Книги

Влюбленная. Гордая. Одинокая

22
18
20
22
24
26
28
30

– Да, пускай так, пончик, и что в этом плохого? – слова Боголюбова сбрасывают меня в пропасть самобичевания и жгучего стыда.

– Не называй меня так, я давно не пончик.

– Извини, детка.

– И так тоже, – горло перехватывает досада на собственную дурь и похоть. Я слишком хорошо знаю, каково это – сгорать в огне, и снова лечу на него, как глупый мотылек… Не в силах выдержать его взгляд, опускаю глаза на свои влажные бедра. – Боголюбов, ты гинеколог или как?

– Или кто.

– Или где!

– Прости, детка, не ожидал, что так получится. Я напишу тебе название препарата и… ничего не будет. В остальном я здоров, тебе не о чем беспокоиться. Надеюсь, мне тоже. Ты же не со всеми такая беспечная? А, крошка? – обольстительно-лениво произносит он.

– Пошел ты.

– Чего ты хочешь? Тебе нужны прогулки под луной и ухаживания? Тебе недостает их от того, кто дал тебе все это? – хрипло произносит Мир, окидывая взглядом кабинет. – Я не вчера родился, Любовь Петровна. Лучше бы вместо всяких цацок трахал тебя как следует.

– Боголюбов, убирайся. Уходи, пока я не разбила тебе нос, – выдавливаю я, ощущая, как воздух покидает легкие, а перед глазами хаотично пляшут черные мушки.

– Уйду.

Отрезвляюще. Больно. Честно. Мир подбирает лежащий на полу пиджак и надевает его прямо на голое тело. Скомканную сорочку сует в карман.

– Мое предложение в силе, – бросает сквозь зубы, потянувшись ладонью к рукоятке двери.

Я нащупываю пухлый блокнот на столе и запускаю в Боголюбова…

* * *

Пронизывающий холодный ветер взвивает полы длинного черного пальто и мои распущенные спутанные волосы. Под тонкими подошвами туфелек хрустит иней: я так торопилась поскорее покинуть кабинет, что забыла переобуться.

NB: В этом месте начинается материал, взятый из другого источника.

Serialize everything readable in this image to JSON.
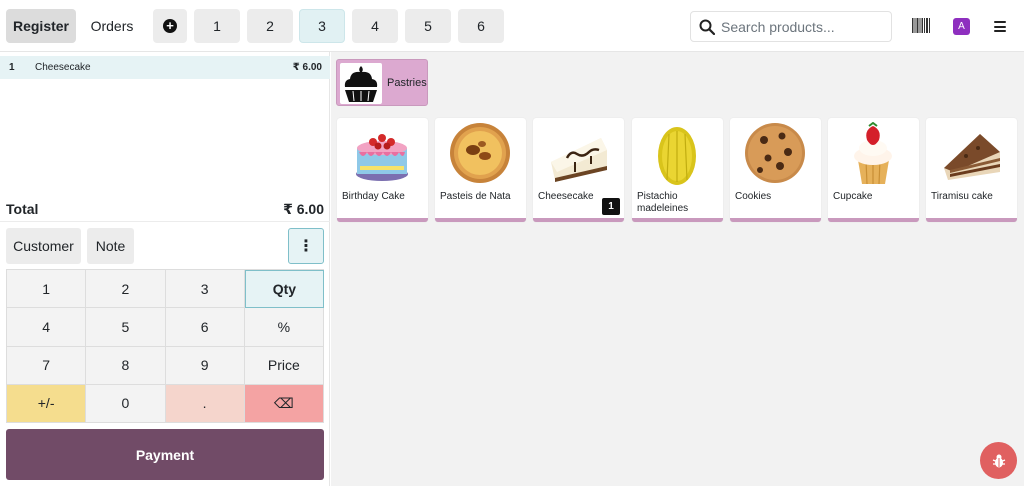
{
  "navbar": {
    "register_label": "Register",
    "orders_label": "Orders",
    "add_order_icon": "plus-circle-icon",
    "tabs": [
      "1",
      "2",
      "3",
      "4",
      "5",
      "6"
    ],
    "active_tab": "3",
    "search_placeholder": "Search products...",
    "avatar_letter": "A",
    "avatar_color": "#8e2fbf"
  },
  "order": {
    "lines": [
      {
        "qty": "1",
        "name": "Cheesecake",
        "price": "₹ 6.00"
      }
    ],
    "total_label": "Total",
    "total_value": "₹ 6.00"
  },
  "controls": {
    "customer_label": "Customer",
    "note_label": "Note",
    "more_label": "⋮"
  },
  "numpad": {
    "keys": [
      "1",
      "2",
      "3",
      "Qty",
      "4",
      "5",
      "6",
      "%",
      "7",
      "8",
      "9",
      "Price",
      "+/-",
      "0",
      ".",
      "⌫"
    ]
  },
  "payment_label": "Payment",
  "category": {
    "label": "Pastries"
  },
  "products": [
    {
      "name": "Birthday Cake"
    },
    {
      "name": "Pasteis de Nata"
    },
    {
      "name": "Cheesecake",
      "badge": "1"
    },
    {
      "name": "Pistachio madeleines"
    },
    {
      "name": "Cookies"
    },
    {
      "name": "Cupcake"
    },
    {
      "name": "Tiramisu cake"
    }
  ],
  "colors": {
    "primary": "#714b67",
    "category_bg": "#dca9d0",
    "selected_line": "#e6f3f5",
    "backspace_key": "#f4a3a3",
    "sign_key": "#f5dd8e",
    "bug_button": "#e06060"
  }
}
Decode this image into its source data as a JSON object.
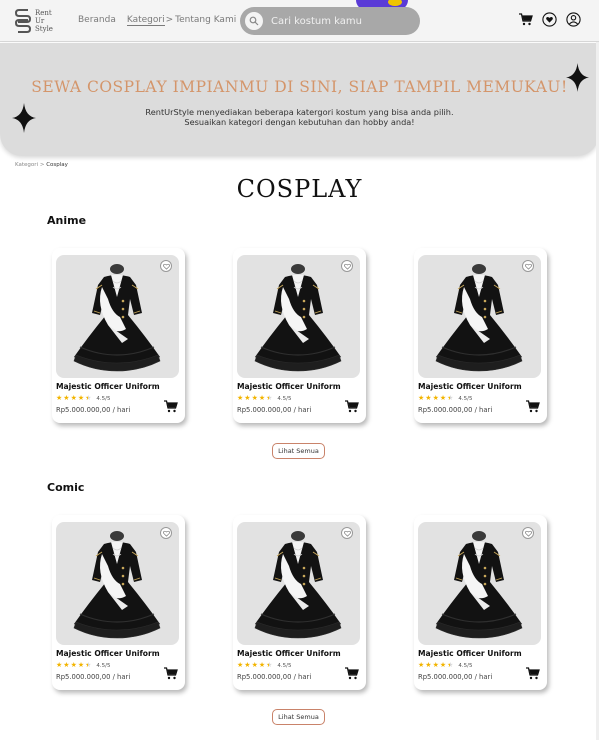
{
  "brand": {
    "logo_text": [
      "Rent",
      "Ur",
      "Style"
    ]
  },
  "nav": {
    "items": [
      {
        "label": "Beranda"
      },
      {
        "label": "Kategori"
      },
      {
        "label": "Tentang Kami"
      }
    ],
    "separator": ">"
  },
  "search": {
    "placeholder": "Cari kostum kamu"
  },
  "header_icons": [
    "cart-icon",
    "favorites-icon",
    "user-icon"
  ],
  "hero": {
    "title": "SEWA COSPLAY IMPIANMU DI SINI, SIAP TAMPIL MEMUKAU!",
    "subtitle_line1": "RentUrStyle menyediakan beberapa katergori kostum yang bisa anda pilih.",
    "subtitle_line2": "Sesuaikan kategori dengan kebutuhan dan hobby anda!"
  },
  "breadcrumb": {
    "parent": "Kategori",
    "separator": ">",
    "current": "Cosplay"
  },
  "page_title": "COSPLAY",
  "sections": [
    {
      "title": "Anime",
      "see_all": "Lihat Semua",
      "products": [
        {
          "name": "Majestic Officer Uniform",
          "rating": "4.5/5",
          "stars": 4.5,
          "price": "Rp5.000.000,00 / hari"
        },
        {
          "name": "Majestic Officer Uniform",
          "rating": "4.5/5",
          "stars": 4.5,
          "price": "Rp5.000.000,00 / hari"
        },
        {
          "name": "Majestic Officer Uniform",
          "rating": "4.5/5",
          "stars": 4.5,
          "price": "Rp5.000.000,00 / hari"
        }
      ]
    },
    {
      "title": "Comic",
      "see_all": "Lihat Semua",
      "products": [
        {
          "name": "Majestic Officer Uniform",
          "rating": "4.5/5",
          "stars": 4.5,
          "price": "Rp5.000.000,00 / hari"
        },
        {
          "name": "Majestic Officer Uniform",
          "rating": "4.5/5",
          "stars": 4.5,
          "price": "Rp5.000.000,00 / hari"
        },
        {
          "name": "Majestic Officer Uniform",
          "rating": "4.5/5",
          "stars": 4.5,
          "price": "Rp5.000.000,00 / hari"
        }
      ]
    }
  ],
  "colors": {
    "hero_title": "#d4956a",
    "hero_bg": "#dcdcdc",
    "star": "#f2b400",
    "button_border": "#c9836a",
    "search_bg": "#a8a8a8"
  }
}
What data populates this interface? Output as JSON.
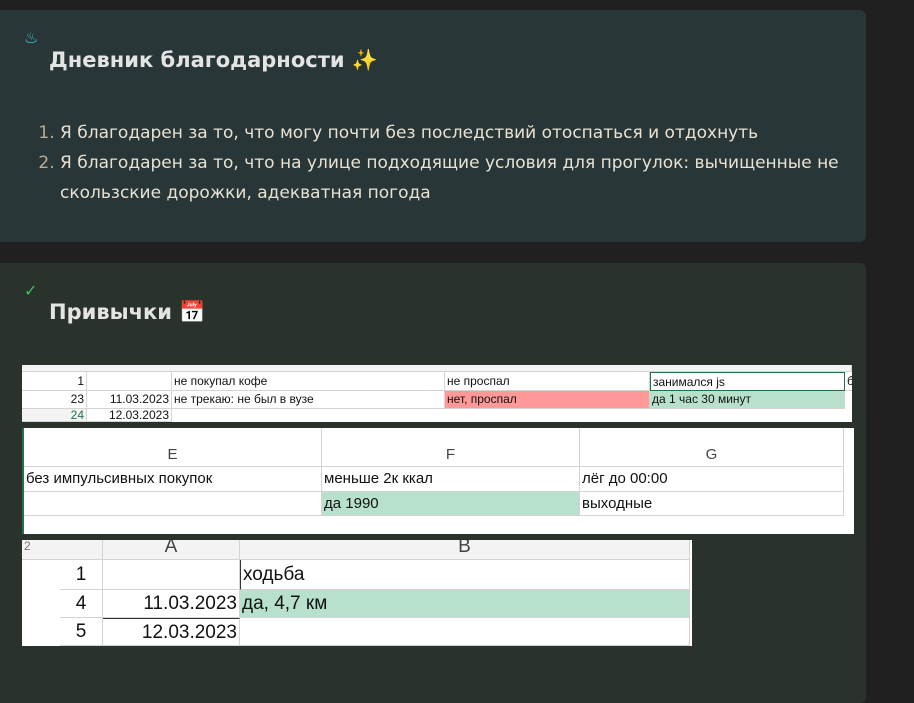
{
  "gratitude": {
    "icon": "flame-icon",
    "title": "Дневник благодарности ✨",
    "items": [
      "Я благодарен за то, что могу почти без последствий отоспаться и отдохнуть",
      "Я благодарен за то, что на улице подходящие условия для прогулок: вычищенные не скользские дорожки, адекватная погода"
    ]
  },
  "habits": {
    "icon": "check-icon",
    "title": "Привычки 📅",
    "sheet1": {
      "rows": [
        [
          "1",
          "",
          "не покупал кофе",
          "не проспал",
          "занимался js",
          "б"
        ],
        [
          "23",
          "11.03.2023",
          "не трекаю: не был в вузе",
          "нет, проспал",
          "да 1 час 30 минут",
          ""
        ],
        [
          "24",
          "12.03.2023",
          "",
          "",
          "",
          ""
        ]
      ]
    },
    "sheet2": {
      "headers": [
        "E",
        "F",
        "G"
      ],
      "rows": [
        [
          "без импульсивных покупок",
          "меньше 2к ккал",
          "лёг до 00:00"
        ],
        [
          "",
          "да 1990",
          "выходные"
        ]
      ]
    },
    "sheet3": {
      "level": "2",
      "headers": [
        "A",
        "B"
      ],
      "rows": [
        [
          "1",
          "",
          "ходьба"
        ],
        [
          "4",
          "11.03.2023",
          "да, 4,7 км"
        ],
        [
          "5",
          "12.03.2023",
          ""
        ]
      ]
    }
  },
  "colors": {
    "green": "#b7e1cd",
    "red": "#ff9999"
  }
}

Парковку заметает снегом. Крыша моей ласточки сплошь покрыта слоем колких снежинок. Запускаю двигатель, включаю подогрев сидений и дворники. Щетки для чистки снега у меня, конечно же, нет, и этот факт обостряет чувство собственной беспомощности, служит последней каплей, переполнившей обиженное сердце.

Опускаю голову на руль и горько плачу. Колкие снежинки падают на крышу, царапают стекло и, кажется, достают до самого сердца.

Чертов Боголюбов! Бессовестный хам! Ненавижу! Как бы больно ни звучали его слова, Мир прав: я поступила как разменивающая себя направо и налево дешевка. И тогда, и сейчас. Выбрала короткий и яркий миг счастья, в огне которого сгорела сама…

Я могу обманывать себя, казаться взрослой и самостоятельной, сильной, убеждать себя, что наши жизни с Мирославом, однажды пересекшись, разошлись навсегда, но не проходит и дня, чтобы я не вспомнила о парне.

Отчего же его слова так ранят? Мучают мятежное сердце, рвущееся к тому, кто однажды причинил боль?